Session 1620: Writing the Natural World, III: Conflicted Female Figures

Thursday 10 July 2008, 11.15-12.45

Moderator/Chair:Cordula Böcking-Politis, Department of Germanic Studies, Trinity College Dublin
Paper 1620-aFemale Voices and Nature Imagery in Old English Poetry
(Language: English)
Judith Kaup, Englisches Seminar, Rheinische Friedrich-Wilhelms-Universität, Bonn
Index terms: Gender Studies, Language and Literature - Old English, Women's Studies
Paper 1620-bAgainst Nature: Medea and the Natural World in Medieval Texts
(Language: English)
Katherine Heavey, University of Glasgow
Index terms: Gender Studies, Language and Literature - Middle English, Women's Studies
Paper 1620-c'Wild Females' and Sirens between Text and Illustration
(Language: Deutsch)
Simone Schultz-Balluff, Germanistisches Institut, Lehrstuhl Altgermanistik I, Ruhr-Universität Bochum
Index terms: Art History - Painting, Gender Studies, Language and Literature - German, Manuscripts and Palaeography
Abstract

Paper -a:
In my paper I will look at two Old English poems, The Wife's Lament and Wulf and Eadwacer.

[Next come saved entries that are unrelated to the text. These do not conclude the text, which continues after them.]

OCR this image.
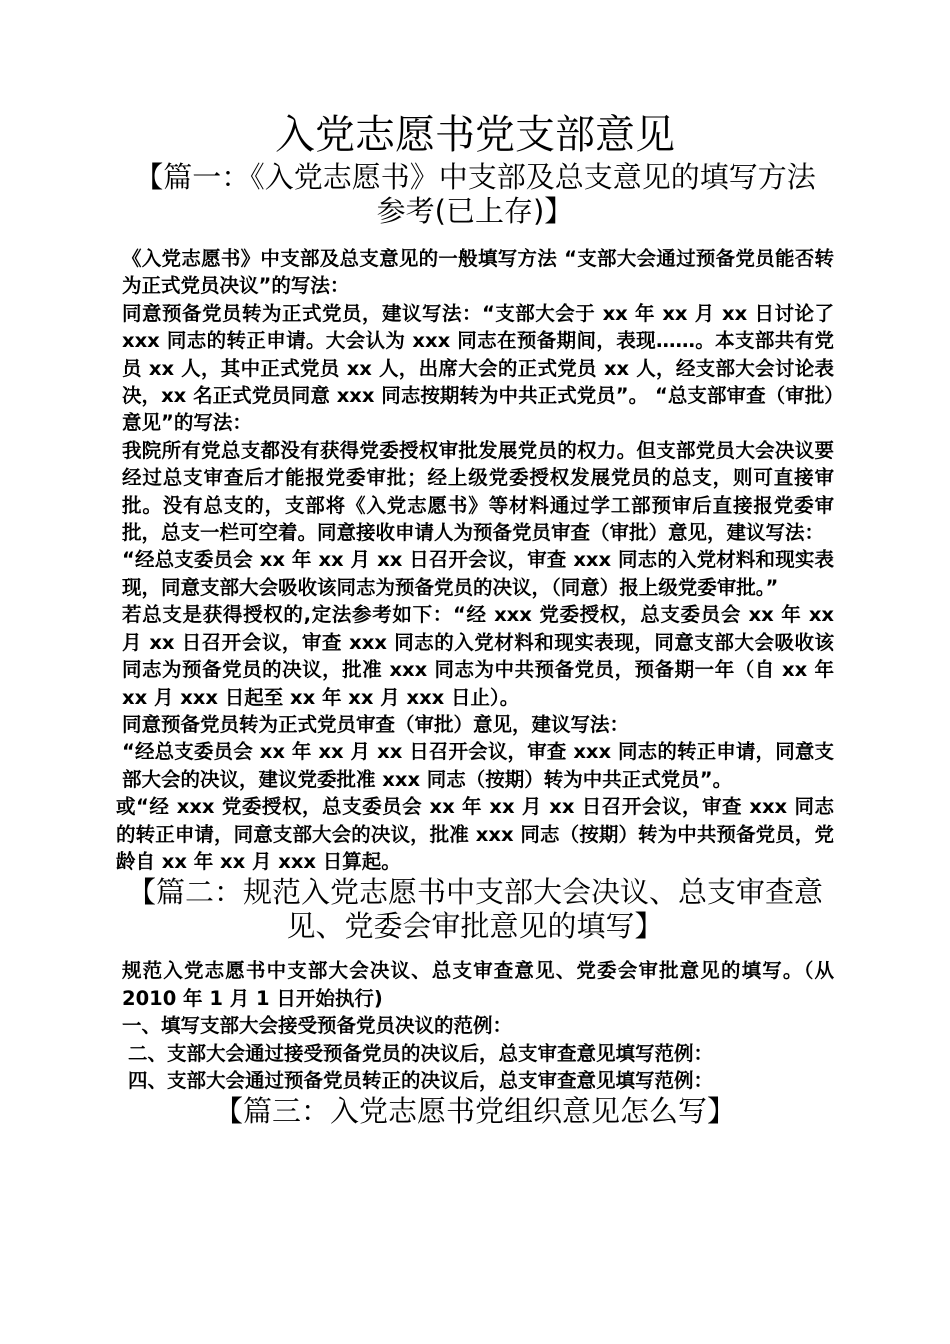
入党志愿书党支部意见

【篇一：《入党志愿书》中支部及总支意见的填写方法

参考(已上存)】

《入党志愿书》中支部及总支意见的一般填写方法 “支部大会通过预备党员能否转为正式党员决议”的写法：

同意预备党员转为正式党员，建议写法：“支部大会于 xx 年 xx 月 xx 日讨论了 xxx 同志的转正申请。大会认为 xxx 同志在预备期间，表现……。本支部共有党员 xx 人，其中正式党员 xx 人，出席大会的正式党员 xx 人，经支部大会讨论表决，xx 名正式党员同意 xxx 同志按期转为中共正式党员”。 “总支部审查（审批）意见”的写法：

我院所有党总支都没有获得党委授权审批发展党员的权力。但支部党员大会决议要经过总支审查后才能报党委审批；经上级党委授权发展党员的总支，则可直接审批。没有总支的，支部将《入党志愿书》等材料通过学工部预审后直接报党委审批，总支一栏可空着。同意接收申请人为预备党员审查（审批）意见，建议写法：

“经总支委员会 xx 年 xx 月 xx 日召开会议，审查 xxx 同志的入党材料和现实表现，同意支部大会吸收该同志为预备党员的决议，（同意）报上级党委审批。”

若总支是获得授权的,定法参考如下：“经 xxx 党委授权，总支委员会 xx 年 xx 月 xx 日召开会议，审查 xxx 同志的入党材料和现实表现，同意支部大会吸收该同志为预备党员的决议，批准 xxx 同志为中共预备党员，预备期一年（自 xx 年 xx 月 xxx 日起至 xx 年 xx 月 xxx 日止）。

同意预备党员转为正式党员审查（审批）意见，建议写法：

“经总支委员会 xx 年 xx 月 xx 日召开会议，审查 xxx 同志的转正申请，同意支部大会的决议，建议党委批准 xxx 同志（按期）转为中共正式党员”。

或“经 xxx 党委授权，总支委员会 xx 年 xx 月 xx 日召开会议，审查 xxx 同志的转正申请，同意支部大会的决议，批准 xxx 同志（按期）转为中共预备党员，党龄自 xx 年 xx 月 xxx 日算起。

【篇二：规范入党志愿书中支部大会决议、总支审查意

见、党委会审批意见的填写】

规范入党志愿书中支部大会决议、总支审查意见、党委会审批意见的填写。（从 2010 年 1 月 1 日开始执行)

一、填写支部大会接受预备党员决议的范例：

二、支部大会通过接受预备党员的决议后，总支审查意见填写范例：

四、支部大会通过预备党员转正的决议后，总支审查意见填写范例：

【篇三：入党志愿书党组织意见怎么写】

These poems constitute a subgroup of the elegies, as the speaker in both can clearly be identified as female. I will focus on the nature imagery employed and discuss how images from the natural world serve to illustrate the emotional state of the speakers as well as their position within society. An analysis of the similarities and differences with the other Old English elegies will furthermore serve to establish whether the female speaker's relationship with the natural world differs from a male's.
Paper -b:
This paper looks at the twofold uses of the natural world in relation to the medieval story of Medea, as it is represented by Benoît de Sainte-Maure, Guido delle Colonne, Gower, Lydgate, and others. Natural imagery is used as a familiar romance trope to render Medea passive, to characterise her, and categorise her, in an instantly recognisable way. At the same time, and paradoxically, Nature is a potent force that Medea's magical powers allow her to control. Thus, the ways these authors use natural imagery in their retellings of Medea's story epitomise the troubling conflicts so inherent in her representation.
Paper -c:
In medieval epic poetry we can find a diversity of females living outside the courtly world belonging to the wilderness: 'wild females', sirens etc. are part of an exotic and different world. Mainly the text describes the faszination of the wilderness and its inhabitants, but also picture cycles present these creatures. The illuminated manuscripts of the love and adventure story Apollonius von Tyrland (text: about 1300; illuminated manuscripts: 1420, 1467) show the difference clearly: while the text emphasizes female and erotic attributes, the illustrations often present the opposite.
In my lecture I will document and value the relationship between the literary and the pictorial depiction of female protagonists belonging to the natural world' in medieval epic poetry.